Zur Erläuterung: Ein Tagessatz entspricht dem täglichen Nettoeinkommen; 30 Tagessätze sind also ein Monatsgehalt. Wer zu 40 Tagessätzen Geldstrafe verurteilt wird, dessen Strafe beläuft sich bei 600,00 € Einkommen auf 800,00 €. Wer dagegen 4.500,00 € nach Hause bringt, den kostet das gleiche Delikt 6.000,00 €.
Üblich sind mittlerweile Tagessätze zwischen 15,00 und 20,00 €, bei Berufstätigen vielleicht mal vorsichtige 30,00 €. Das Einkommen wird, anders lässt es sich nicht sagen, immer häufiger sehr zurückhaltend geschätzt. Natürlich würde ein gewissenhafter Staatsanwalt das nie tun, um dem Beschuldigten die Lust am Einspruch zu nehmen. Vielmehr kann ich mir die Entwicklung nur so erklären, dass man sehr zuvorkommend Rücksicht auf die allgemeine Ebbe in den Haushaltskassen nimmt.
Das führt mitunter zu merkwürdigen Situationen. So hat eine Mandantin neulich 60 Tagessätze á 15,00 € wegen einer Verkehrsunfallflucht kassiert. Vielleicht liegt es an ihrem ausländisch klingenden Namen oder ihrer schwarzen Hautfarbe, dass die Staatsanwältin insgesamt 900,00 € für ausreichend hielt. Zum Glück ist ihr nicht aufgefallen, dass die Mandantin den Bums mit einem nagelneuen Maserati (selbst verdient) gebaut hat.
Jedenfalls macht es bei ihrem Einkommen keinen Sinn, gegen die Zahl der Tagessätze anzugehen. Selbst wenn wir, was durchaus möglich ist, am Ende mit 40 Tagessätzen nach Hause gehen, droht durch die fällige Erhöhung der Sätze ein finanzielles Debakel ohnegleichen.

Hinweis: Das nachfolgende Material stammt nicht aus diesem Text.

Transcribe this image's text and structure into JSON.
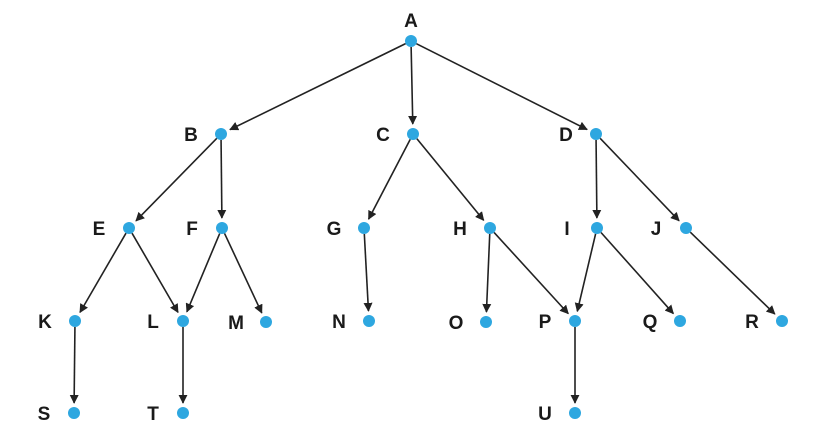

Hätte man für den Sportwagen noch irgend eine Erklärung finden können, scheiterte die Sache ohnehin an entschiedener Unlust der Mandantin. Als ich ihr erklärte, dass sie sich für den Gerichtstermin auf jeden Fall brutal runterstylen muss, war das Thema Einspruch erledigt.